Après un séjour dans le service public qui m’a accoutumé à une stricte déontologie, j’ai dirigé des entreprises de conseil. J’ai eu d’excellents clients que je respecte, mais j’ai aussi loupé des contrats que j’aurais dû avoir. Je m’en étonnais naïvement : comment le client pouvait-il refuser une proposition d’un coût modique et de la plus grande utilité pour son entreprise ? une partie de l’explication résidait dans la modicité du coût, cf. ci-dessus. Une autre dans le manque de compréhension : le prospect ne " réalisait " pas ce que nous disions, comme cela s’est souvent produit pour les projets de workflow. Mais je ne peux exclure la troisième hypothèse : dans certains cas, si j’avais su émettre le signal annonciateur de faveurs futures, les choses se seraient mieux passées.

J’ai eu parfois la surprise de voir le client potentiel se mettre dans une colère noire au beau milieu d’une discussion calme et professionnelle. Il m’a fallu du temps pour en comprendre la raison. Mettez-vous à la place du malheureux : je déroule devant lui une argumentation imparable, mais comme je n’émets pas le signal attendu il ne peut pas accepter mon offre. Bien sûr il ne peut pas non plus me dire pourquoi. De plus en plus mal à l’aise, il explose pour clore la discussion. Cette colère soudaine, apparemment inexplicable, est un message que j’ai fini par savoir déchiffrer.

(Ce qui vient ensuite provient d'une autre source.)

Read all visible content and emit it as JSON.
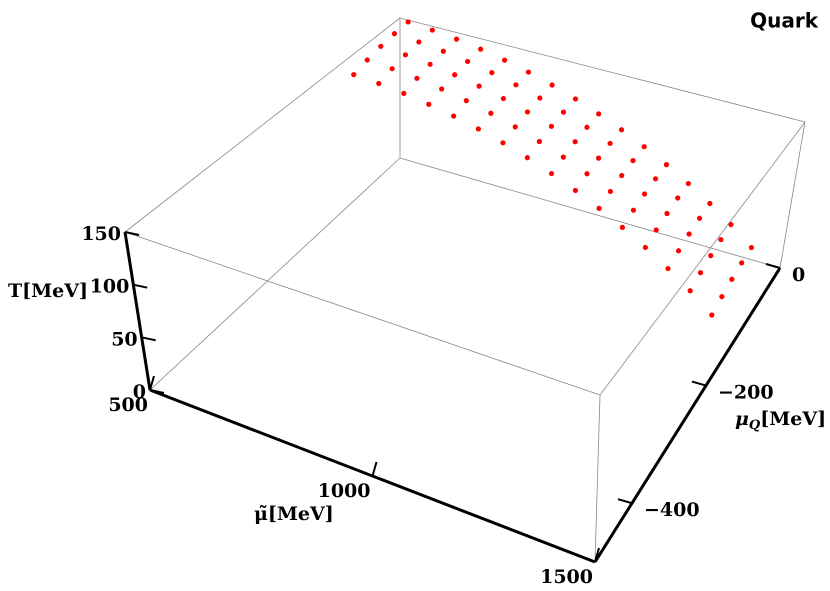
{
  "chart_data": {
    "type": "scatter3d",
    "title": "Quark",
    "xlabel": "μ̃[MeV]",
    "ylabel": {
      "symbol": "μ",
      "subscript": "Q",
      "unit": "[MeV]"
    },
    "zlabel": "T[MeV]",
    "xlim": [
      500,
      1500
    ],
    "xticks": [
      500,
      1000,
      1500
    ],
    "ylim": [
      -500,
      0
    ],
    "yticks": [
      0,
      {
        "value": -200,
        "label": "−200"
      },
      {
        "value": -400,
        "label": "−400"
      }
    ],
    "zlim": [
      0,
      150
    ],
    "zticks": [
      0,
      50,
      100,
      150
    ],
    "color": "#ff0000",
    "x": [
      520,
      520,
      520,
      520,
      520,
      580,
      580,
      580,
      580,
      580,
      640,
      640,
      640,
      640,
      640,
      700,
      700,
      700,
      700,
      700,
      760,
      760,
      760,
      760,
      760,
      820,
      820,
      820,
      820,
      820,
      880,
      880,
      880,
      880,
      880,
      940,
      940,
      940,
      940,
      940,
      1000,
      1000,
      1000,
      1000,
      1000,
      1060,
      1060,
      1060,
      1060,
      1060,
      1120,
      1120,
      1120,
      1120,
      1120,
      1180,
      1180,
      1180,
      1180,
      1180,
      1240,
      1240,
      1240,
      1240,
      1240,
      1300,
      1300,
      1300,
      1300,
      1300,
      1360,
      1360,
      1360,
      1360,
      1360,
      1420,
      1420,
      1420,
      1420,
      1420
    ],
    "y": [
      -100,
      -75,
      -50,
      -25,
      0,
      -100,
      -75,
      -50,
      -25,
      0,
      -100,
      -75,
      -50,
      -25,
      0,
      -100,
      -75,
      -50,
      -25,
      0,
      -100,
      -75,
      -50,
      -25,
      0,
      -100,
      -75,
      -50,
      -25,
      0,
      -100,
      -75,
      -50,
      -25,
      0,
      -100,
      -75,
      -50,
      -25,
      0,
      -100,
      -75,
      -50,
      -25,
      0,
      -100,
      -75,
      -50,
      -25,
      0,
      -100,
      -75,
      -50,
      -25,
      0,
      -100,
      -75,
      -50,
      -25,
      0,
      -100,
      -75,
      -50,
      -25,
      0,
      -100,
      -75,
      -50,
      -25,
      0,
      -100,
      -75,
      -50,
      -25,
      0,
      -100,
      -75,
      -50,
      -25,
      0
    ],
    "z": [
      138,
      142,
      145,
      147,
      148,
      136,
      140,
      143,
      145,
      146,
      133,
      137,
      140,
      142,
      143,
      129,
      133,
      136,
      138,
      139,
      124,
      128,
      131,
      133,
      134,
      118,
      122,
      125,
      127,
      128,
      111,
      115,
      118,
      120,
      121,
      103,
      107,
      110,
      112,
      113,
      94,
      98,
      101,
      103,
      104,
      84,
      88,
      91,
      93,
      94,
      73,
      77,
      80,
      82,
      83,
      61,
      65,
      68,
      70,
      71,
      48,
      52,
      55,
      57,
      58,
      34,
      38,
      41,
      43,
      44,
      19,
      23,
      26,
      28,
      29,
      2,
      6,
      9,
      11,
      12
    ]
  }
}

La tentation suscite le désir de paraître honnête, forme pernicieuse de malhonnêteté. Des entreprises se font certifier ISO 9000 pour être irréprochables, l’expérience montre toutefois que cela ne garantit pas contre la faillite. Il arrive aussi que, pour éviter le soupçon de malhonnêteté, on n'ose pas faire le bon choix technique. 

Pascal disait " La vraie morale se moque de la morale ". Les qualités qui aident à résister à la tentation forment une constellation identifiable : sens de l’humour et des proportions, esprit clair, goût de la concision et du travail bien fait, courage. L'honnêteté professionnelle, c’est la compétence plus ce dévouement au métier qui fait percevoir l’erreur comme une faute contre l’évidence et contre la nature. Un chirurgien peut tout en étant compétent saboter un patient qu'il juge sans importance sociale. Le chirurgien dévoué à son métier ne sabotera personne.

On n'en a pas fini avec l'exigence morale quand on a les mains propres. Sommes-nous assez courageux ? assez volontaires ? assez vigilants ? nous laissons-nous aller à des idées toutes faites, ou tâchons-nous d'approfondir notre expérience ? sommes-nous respectueux des autres, et de nous-mêmes ? savons nous écouter et comprendre celui qui parle ? Celui qui se pose ces questions-là a d'autres priorités que de piquer dans la caisse.

(1) Dans la construction aéronautique, où l’on compte par milliards de francs, la cécité commence à la dizaine de millions.